The film struggles to be compelling. With some lyrical imagery created by neat computer generated images that seamlessly merge with cinematographer Jess Hall’s artistic frames, the viewing is tedious, because the narration drags and the action graph is not dramatic enough for the adrenaline rush.
The first forty minutes of the film is a dispassionate heavily loaded montage, that include abstract and cliched indistinct code scrolling across various screens. The film only gets interesting once you hear Will, when he helps Evelyn escape her tormentors.
With Johnny Depp morphing into a digital phantom for most part of the film, the emotional quotient is negligible but he exhibits a strong magnetism to his character’s arc.
Rebecca Hall is not as effective as Depp. Nevertheless, she offers her best.

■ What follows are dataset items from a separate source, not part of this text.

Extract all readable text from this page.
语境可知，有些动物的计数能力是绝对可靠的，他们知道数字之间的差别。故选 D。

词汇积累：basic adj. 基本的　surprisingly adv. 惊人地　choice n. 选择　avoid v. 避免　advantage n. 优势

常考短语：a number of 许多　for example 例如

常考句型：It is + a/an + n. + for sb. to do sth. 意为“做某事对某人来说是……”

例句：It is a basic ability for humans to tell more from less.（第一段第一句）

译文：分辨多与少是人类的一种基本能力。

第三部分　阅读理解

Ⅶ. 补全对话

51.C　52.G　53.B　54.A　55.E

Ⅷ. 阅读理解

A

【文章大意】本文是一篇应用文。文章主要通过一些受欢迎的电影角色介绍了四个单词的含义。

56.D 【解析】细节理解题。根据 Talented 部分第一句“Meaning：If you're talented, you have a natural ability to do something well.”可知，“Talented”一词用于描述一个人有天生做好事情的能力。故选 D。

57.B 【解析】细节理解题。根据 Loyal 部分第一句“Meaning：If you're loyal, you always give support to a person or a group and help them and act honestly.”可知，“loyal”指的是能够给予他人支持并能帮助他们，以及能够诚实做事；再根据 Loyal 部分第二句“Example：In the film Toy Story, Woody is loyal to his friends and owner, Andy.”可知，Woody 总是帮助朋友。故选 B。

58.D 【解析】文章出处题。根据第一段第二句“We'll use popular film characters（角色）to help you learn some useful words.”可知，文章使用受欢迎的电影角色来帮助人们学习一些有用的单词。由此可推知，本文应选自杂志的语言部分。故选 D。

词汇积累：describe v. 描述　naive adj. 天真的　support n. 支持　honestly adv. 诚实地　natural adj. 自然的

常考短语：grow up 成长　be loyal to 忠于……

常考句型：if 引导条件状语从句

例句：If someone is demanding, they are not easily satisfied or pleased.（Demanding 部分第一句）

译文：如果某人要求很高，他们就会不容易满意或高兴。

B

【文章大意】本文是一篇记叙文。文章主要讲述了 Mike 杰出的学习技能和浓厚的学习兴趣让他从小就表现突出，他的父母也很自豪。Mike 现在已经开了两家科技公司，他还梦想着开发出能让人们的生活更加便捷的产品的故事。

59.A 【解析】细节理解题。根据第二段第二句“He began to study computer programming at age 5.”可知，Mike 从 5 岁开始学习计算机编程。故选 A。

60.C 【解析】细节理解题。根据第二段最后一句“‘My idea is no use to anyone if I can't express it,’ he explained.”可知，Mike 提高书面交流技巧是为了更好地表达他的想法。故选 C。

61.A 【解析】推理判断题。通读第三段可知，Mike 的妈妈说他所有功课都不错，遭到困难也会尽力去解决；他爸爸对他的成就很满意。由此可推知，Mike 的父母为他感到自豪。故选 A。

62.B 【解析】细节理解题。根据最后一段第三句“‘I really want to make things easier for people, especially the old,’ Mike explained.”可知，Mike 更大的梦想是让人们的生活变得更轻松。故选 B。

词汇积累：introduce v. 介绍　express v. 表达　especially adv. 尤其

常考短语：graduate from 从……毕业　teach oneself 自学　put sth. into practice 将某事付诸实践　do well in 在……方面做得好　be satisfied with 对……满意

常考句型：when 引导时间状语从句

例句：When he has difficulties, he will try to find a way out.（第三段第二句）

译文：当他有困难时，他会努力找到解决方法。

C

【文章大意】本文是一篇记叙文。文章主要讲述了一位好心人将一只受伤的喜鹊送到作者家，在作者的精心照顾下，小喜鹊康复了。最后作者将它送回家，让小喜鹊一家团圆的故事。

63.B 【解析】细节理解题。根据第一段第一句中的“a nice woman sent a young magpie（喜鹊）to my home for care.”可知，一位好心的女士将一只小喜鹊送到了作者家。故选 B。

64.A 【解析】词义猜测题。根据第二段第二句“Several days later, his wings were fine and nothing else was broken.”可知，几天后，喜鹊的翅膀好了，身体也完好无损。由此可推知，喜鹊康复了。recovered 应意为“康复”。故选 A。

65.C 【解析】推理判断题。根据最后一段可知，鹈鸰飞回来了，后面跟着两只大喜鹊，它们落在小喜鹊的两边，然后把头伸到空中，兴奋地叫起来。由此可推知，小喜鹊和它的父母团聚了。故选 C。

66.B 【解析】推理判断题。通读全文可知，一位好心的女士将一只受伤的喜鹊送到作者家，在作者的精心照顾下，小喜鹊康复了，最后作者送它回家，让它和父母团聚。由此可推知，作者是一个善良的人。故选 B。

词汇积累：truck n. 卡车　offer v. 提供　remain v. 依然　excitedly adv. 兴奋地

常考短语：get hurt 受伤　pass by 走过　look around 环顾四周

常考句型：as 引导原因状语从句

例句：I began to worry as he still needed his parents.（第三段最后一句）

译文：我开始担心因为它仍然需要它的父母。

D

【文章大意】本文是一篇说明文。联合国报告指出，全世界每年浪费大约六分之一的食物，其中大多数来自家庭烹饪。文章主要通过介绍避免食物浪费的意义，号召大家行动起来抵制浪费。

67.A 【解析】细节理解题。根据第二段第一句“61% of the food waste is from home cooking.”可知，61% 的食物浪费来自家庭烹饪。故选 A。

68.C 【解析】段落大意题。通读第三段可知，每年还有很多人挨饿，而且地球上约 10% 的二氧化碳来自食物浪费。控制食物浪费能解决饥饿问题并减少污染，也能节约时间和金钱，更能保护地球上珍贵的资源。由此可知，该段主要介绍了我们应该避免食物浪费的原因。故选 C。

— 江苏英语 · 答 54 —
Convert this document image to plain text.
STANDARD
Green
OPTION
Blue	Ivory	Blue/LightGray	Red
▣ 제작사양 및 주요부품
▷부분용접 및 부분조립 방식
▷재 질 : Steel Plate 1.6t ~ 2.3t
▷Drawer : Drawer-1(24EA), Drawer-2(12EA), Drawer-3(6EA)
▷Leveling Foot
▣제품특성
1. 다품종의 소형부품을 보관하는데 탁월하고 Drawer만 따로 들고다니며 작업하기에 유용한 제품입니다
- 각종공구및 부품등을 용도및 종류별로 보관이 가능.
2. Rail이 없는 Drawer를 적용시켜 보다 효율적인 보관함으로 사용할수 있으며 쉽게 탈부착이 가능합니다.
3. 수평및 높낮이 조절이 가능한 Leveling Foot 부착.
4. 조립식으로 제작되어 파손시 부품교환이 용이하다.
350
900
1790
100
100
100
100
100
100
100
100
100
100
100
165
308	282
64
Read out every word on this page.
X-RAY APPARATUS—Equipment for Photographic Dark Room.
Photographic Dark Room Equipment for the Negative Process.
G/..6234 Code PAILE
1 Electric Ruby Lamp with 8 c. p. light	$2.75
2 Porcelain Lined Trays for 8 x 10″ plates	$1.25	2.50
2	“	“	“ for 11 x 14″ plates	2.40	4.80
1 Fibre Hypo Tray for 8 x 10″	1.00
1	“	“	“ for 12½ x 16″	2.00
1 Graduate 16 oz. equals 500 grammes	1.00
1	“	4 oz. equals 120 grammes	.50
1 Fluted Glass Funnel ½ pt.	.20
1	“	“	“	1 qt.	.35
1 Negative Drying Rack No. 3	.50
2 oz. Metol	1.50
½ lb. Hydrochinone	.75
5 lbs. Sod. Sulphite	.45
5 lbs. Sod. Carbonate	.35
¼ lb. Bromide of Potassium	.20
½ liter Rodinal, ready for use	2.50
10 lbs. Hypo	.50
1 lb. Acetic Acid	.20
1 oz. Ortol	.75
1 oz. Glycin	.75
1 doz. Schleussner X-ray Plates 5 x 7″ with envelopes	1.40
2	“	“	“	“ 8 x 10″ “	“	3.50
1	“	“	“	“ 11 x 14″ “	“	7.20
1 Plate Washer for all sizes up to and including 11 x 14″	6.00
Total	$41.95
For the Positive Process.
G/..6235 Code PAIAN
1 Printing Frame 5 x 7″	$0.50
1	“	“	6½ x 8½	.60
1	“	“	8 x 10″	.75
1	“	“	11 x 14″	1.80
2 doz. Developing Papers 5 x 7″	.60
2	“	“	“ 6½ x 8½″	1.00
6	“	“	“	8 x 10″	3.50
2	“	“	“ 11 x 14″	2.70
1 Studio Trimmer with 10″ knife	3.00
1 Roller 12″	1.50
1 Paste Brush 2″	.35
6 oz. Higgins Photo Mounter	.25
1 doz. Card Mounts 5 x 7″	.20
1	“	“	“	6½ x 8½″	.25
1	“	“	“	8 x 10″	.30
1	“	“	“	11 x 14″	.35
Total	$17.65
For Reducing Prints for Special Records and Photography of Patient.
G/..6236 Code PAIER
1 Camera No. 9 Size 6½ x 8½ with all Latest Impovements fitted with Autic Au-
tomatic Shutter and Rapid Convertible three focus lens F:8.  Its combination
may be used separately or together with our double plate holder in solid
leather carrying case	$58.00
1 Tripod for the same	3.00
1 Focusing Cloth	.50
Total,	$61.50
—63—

With an awkward ease, she portrays the quiet idealist as well as an enthusiastic hardcore supporter, which gets confusing at times.
Of the others, Paul Bettany as Will and Evelyn’s fellow researcher and colleague Max Waters, Morgan Freeman as mentor, Professor Tagger, Cillian Murphy as FBI agent Buchanan and Kate Mara are wasted as flat-stock characters.
This is cinematographer Wally Pfister’s maiden directorial venture which by modern criteria is a stylish off-beat humourless film with an atmosphere of a noir film.